My educational journey k-12, for the most part, was an endurance test that lasted 12, long, painful years. I am fortunate that the damage that was actively carried out didn't destroy me or my love of learning-- and as the old saying goes, "that which doesn't kill you, makes you stronger. But no one should have to persevere against those kinds of odds

I love Flannery O'Connor, McCullers, Eudora Welty, Faulkner and a host of other southern authors who have liberally used the "N" word--but none of them were introduced to me in that school in that environment with those people. Twain readings that I discovered on my own as a child were forgotten and lumped under the rubric "Twain/high school bad experience. "

I have a book of quotes and some of the best ones come from Twain. Still, I have not dared re-read the two books assigned in high school. I think hating Twain then was a sublimation, a way to turn the extreme discomfort I felt in school into some more acceptable, perhaps? Don't know...haven't analyzed it fully.

I do think now I can re-read Twain with appropriate dispassion-- enough to enjoy it without all the history, racial hostility, neighborhood change issues, and adolescent angst getting in the way.

And, I do plan on picking him up again.

Gosh, I just realized that if I'm going to send you a "longer" message, it must be a dang book! Sorry if it seems as if I'm lecturing you, I don't mean to. School and the schooling experience always gets me going.

I love your notes to me and stop worrying about offending me. I'm pretty thick skinned and I love the exchange.

Your friend,
Sharon

p.s. forgive the errors here. I really thought this would be a short note and now I must dash off.

Jack Riepe said...

Dear Sharon:

A longer note isn't necessary. Go ride. We've both made our points. I went to a Catholic grammar school, where Sister Constance Aggressa would beat the hell out of you, and often did. I loved her for it and still do.

I went to a Jesuit Prep School (also Catholic) where stupidity was tolerated briefly and rudeness not at all. The penalty was death. I watched a teacher pound a kid into dust one day. You could have heard a pin drop in that class for the rest of the year. Learning is a lot easier free from distractions.

Oddly enough, going to class was a lot like riding a motorcycle. By getting distracted, you got thrown to the ground.

As I said, no long letter is necessary. Just send me the answer to my one enduring question regarding style.

Fondest regards,
Jack Riepe
Twisted Roads

Jack Riepe said...

Dear Sharon:

A longer note isn't necessary. Go ride. We've both made our points. I went to a Catholic grammar school, where Sister Constance Aggressa would beat the hell out of you, and often did. I loved her for it and still do.

I went to a Jesuit Prep School (also Catholic) where stupidity was tolerated briefly and rudeness not at all.
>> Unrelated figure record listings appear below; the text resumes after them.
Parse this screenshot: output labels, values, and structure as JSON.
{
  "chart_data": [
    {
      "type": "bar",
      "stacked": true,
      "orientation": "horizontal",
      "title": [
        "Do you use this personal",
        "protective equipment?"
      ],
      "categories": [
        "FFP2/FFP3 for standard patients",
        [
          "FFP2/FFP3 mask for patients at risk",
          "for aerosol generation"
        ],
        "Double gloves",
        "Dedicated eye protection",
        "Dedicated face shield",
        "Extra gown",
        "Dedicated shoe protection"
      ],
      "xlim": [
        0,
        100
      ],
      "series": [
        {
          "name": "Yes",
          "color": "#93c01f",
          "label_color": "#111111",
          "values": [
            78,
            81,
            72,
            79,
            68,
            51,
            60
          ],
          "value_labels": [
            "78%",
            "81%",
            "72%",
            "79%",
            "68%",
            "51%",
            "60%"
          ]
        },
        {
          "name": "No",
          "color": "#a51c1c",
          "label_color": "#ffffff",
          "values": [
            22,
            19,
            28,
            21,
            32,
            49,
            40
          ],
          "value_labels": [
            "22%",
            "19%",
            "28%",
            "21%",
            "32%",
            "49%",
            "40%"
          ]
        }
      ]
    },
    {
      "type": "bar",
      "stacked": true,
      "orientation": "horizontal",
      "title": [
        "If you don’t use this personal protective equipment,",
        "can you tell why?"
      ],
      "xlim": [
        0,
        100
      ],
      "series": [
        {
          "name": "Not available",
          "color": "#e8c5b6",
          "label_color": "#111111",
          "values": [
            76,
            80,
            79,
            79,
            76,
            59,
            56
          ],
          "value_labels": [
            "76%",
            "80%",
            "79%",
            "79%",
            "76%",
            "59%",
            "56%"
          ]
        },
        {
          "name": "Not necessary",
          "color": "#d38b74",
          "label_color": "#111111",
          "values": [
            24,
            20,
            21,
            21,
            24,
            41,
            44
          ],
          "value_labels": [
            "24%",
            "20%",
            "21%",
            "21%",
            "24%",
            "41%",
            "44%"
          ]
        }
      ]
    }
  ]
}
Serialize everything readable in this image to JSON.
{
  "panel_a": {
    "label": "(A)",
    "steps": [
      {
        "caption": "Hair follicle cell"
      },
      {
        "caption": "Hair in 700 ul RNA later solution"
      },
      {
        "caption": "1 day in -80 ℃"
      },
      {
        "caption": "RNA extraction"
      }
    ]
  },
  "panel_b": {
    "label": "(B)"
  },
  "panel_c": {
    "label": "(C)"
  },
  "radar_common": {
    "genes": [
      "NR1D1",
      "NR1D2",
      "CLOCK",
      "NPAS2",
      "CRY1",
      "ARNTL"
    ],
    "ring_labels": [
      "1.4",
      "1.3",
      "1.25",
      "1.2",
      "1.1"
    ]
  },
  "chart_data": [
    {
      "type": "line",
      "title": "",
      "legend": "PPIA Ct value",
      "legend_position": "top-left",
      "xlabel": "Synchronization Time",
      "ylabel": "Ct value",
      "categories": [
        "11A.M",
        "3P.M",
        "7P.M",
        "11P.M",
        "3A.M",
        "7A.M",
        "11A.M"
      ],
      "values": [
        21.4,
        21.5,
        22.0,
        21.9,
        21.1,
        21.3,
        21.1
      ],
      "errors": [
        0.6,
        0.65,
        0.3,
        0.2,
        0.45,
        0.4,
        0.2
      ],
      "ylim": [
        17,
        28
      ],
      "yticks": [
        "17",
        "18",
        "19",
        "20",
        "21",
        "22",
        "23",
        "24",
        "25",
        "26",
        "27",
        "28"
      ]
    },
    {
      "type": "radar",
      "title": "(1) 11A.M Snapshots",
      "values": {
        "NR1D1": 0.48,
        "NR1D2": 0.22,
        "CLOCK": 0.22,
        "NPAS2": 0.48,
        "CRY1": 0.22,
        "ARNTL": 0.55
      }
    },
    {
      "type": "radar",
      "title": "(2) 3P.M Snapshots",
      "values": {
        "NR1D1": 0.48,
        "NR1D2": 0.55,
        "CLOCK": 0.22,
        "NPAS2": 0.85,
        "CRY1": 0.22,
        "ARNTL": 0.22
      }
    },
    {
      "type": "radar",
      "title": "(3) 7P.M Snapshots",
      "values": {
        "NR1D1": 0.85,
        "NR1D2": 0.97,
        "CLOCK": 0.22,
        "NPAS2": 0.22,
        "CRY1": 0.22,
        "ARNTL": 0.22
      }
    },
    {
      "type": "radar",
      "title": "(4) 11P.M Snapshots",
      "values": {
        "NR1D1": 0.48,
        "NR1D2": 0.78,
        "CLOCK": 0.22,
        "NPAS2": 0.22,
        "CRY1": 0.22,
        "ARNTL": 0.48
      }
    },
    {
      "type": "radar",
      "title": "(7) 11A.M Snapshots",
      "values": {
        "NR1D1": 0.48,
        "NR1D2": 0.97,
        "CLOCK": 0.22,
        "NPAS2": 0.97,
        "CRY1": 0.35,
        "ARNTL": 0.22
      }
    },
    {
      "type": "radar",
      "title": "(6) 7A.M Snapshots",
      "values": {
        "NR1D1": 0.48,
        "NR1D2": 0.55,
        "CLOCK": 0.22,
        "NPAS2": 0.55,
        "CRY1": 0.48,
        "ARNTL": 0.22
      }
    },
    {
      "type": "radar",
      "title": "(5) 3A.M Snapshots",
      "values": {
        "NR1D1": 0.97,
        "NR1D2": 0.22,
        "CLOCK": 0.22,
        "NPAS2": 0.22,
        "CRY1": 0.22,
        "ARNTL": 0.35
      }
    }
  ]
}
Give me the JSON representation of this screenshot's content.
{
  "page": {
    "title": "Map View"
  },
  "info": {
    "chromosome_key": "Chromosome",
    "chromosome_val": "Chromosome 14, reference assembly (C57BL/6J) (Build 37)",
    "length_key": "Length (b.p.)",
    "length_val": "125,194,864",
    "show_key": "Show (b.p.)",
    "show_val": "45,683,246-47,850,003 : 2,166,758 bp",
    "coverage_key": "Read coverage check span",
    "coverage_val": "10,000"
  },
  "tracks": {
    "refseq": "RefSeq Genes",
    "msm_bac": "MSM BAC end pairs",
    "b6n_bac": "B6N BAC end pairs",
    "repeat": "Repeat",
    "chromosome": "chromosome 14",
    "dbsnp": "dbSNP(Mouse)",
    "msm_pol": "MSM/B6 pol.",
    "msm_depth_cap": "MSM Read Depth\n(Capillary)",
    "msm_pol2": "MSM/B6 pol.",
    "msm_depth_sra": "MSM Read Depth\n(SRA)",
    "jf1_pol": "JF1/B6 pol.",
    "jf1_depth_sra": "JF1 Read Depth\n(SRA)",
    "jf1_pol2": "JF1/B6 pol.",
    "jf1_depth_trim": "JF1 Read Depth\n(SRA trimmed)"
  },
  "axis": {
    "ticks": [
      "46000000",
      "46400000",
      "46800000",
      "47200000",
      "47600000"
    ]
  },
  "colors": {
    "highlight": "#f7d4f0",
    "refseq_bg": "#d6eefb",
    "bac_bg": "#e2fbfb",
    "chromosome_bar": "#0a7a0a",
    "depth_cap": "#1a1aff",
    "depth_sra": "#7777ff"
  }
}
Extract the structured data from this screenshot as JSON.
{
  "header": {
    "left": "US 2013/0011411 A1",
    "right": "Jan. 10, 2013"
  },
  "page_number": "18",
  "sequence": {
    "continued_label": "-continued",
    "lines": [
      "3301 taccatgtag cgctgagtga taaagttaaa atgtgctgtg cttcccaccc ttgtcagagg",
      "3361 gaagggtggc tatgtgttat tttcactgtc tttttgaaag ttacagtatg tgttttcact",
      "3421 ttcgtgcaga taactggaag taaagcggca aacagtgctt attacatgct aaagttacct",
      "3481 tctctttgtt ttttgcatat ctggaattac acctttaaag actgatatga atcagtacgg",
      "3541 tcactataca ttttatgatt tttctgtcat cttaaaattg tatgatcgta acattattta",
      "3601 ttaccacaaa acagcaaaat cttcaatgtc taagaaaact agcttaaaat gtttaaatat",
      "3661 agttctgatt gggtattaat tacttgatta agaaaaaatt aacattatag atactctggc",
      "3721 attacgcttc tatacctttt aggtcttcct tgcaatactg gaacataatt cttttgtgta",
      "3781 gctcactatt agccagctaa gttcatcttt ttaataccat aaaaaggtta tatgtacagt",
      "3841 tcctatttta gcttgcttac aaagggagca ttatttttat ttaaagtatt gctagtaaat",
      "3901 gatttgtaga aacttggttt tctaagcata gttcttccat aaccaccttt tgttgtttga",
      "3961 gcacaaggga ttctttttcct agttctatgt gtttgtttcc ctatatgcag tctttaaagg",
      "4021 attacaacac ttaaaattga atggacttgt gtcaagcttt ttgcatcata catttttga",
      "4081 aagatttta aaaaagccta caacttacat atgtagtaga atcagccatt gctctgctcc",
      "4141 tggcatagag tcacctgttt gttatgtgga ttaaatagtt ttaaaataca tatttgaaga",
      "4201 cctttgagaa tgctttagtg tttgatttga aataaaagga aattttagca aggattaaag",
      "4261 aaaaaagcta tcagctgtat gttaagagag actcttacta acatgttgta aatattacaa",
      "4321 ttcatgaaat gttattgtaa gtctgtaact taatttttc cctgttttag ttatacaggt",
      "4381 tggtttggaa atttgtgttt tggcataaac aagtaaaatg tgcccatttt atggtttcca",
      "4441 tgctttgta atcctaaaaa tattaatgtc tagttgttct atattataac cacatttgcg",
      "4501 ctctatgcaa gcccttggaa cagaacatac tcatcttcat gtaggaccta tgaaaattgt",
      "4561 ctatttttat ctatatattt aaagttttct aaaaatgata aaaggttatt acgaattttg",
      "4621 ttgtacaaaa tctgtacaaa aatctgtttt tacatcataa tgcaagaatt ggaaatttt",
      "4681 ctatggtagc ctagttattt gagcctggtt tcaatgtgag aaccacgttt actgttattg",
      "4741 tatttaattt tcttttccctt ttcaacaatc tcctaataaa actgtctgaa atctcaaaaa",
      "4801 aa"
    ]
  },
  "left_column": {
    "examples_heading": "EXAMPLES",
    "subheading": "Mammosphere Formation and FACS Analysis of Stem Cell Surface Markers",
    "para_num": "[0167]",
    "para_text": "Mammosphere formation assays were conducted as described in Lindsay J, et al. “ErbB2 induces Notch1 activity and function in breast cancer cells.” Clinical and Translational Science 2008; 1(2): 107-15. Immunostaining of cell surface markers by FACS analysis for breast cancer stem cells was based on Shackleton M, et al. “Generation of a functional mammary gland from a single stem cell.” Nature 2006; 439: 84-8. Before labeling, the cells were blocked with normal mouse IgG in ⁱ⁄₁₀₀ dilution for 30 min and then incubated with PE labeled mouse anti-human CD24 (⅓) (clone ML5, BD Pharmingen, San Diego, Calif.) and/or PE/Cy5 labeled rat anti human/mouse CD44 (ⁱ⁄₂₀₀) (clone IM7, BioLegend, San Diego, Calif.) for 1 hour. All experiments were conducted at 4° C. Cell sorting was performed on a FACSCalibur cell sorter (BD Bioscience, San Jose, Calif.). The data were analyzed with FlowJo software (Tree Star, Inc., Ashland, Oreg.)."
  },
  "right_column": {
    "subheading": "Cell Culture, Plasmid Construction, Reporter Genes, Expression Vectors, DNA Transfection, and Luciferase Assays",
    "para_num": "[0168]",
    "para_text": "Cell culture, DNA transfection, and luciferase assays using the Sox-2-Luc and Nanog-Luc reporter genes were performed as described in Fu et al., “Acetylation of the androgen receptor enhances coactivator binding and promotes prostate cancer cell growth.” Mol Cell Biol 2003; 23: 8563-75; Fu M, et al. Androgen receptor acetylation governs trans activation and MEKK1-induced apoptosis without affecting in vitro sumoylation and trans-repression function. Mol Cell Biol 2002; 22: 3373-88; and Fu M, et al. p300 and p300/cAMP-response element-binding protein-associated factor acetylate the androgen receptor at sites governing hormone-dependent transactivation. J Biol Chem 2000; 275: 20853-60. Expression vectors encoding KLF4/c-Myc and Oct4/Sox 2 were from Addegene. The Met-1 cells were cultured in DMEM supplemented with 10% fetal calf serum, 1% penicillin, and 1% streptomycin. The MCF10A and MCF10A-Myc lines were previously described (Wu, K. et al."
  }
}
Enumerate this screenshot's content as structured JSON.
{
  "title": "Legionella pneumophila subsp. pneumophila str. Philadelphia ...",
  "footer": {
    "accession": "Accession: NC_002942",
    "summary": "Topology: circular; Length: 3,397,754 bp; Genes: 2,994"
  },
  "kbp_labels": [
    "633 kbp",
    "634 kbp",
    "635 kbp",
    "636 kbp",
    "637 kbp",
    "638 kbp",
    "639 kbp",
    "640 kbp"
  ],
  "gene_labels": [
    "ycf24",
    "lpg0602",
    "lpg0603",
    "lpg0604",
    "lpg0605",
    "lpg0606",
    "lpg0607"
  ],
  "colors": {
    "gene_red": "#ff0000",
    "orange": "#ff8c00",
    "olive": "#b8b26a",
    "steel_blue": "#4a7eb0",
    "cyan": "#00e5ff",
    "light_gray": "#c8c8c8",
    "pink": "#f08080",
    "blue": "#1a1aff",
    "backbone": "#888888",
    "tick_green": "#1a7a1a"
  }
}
The penalty was death. I watched a teacher pound a kid into dust one day. You could have heard a pin drop in that class for the rest of the year. Learning is a lot easier free from distractions.

Oddly enough, going to class was a lot like riding a motorcycle. By getting distracted, you got thrown to the ground.

As I said, no long letter is necessary. Just send me the answer to my one enduring question regarding style.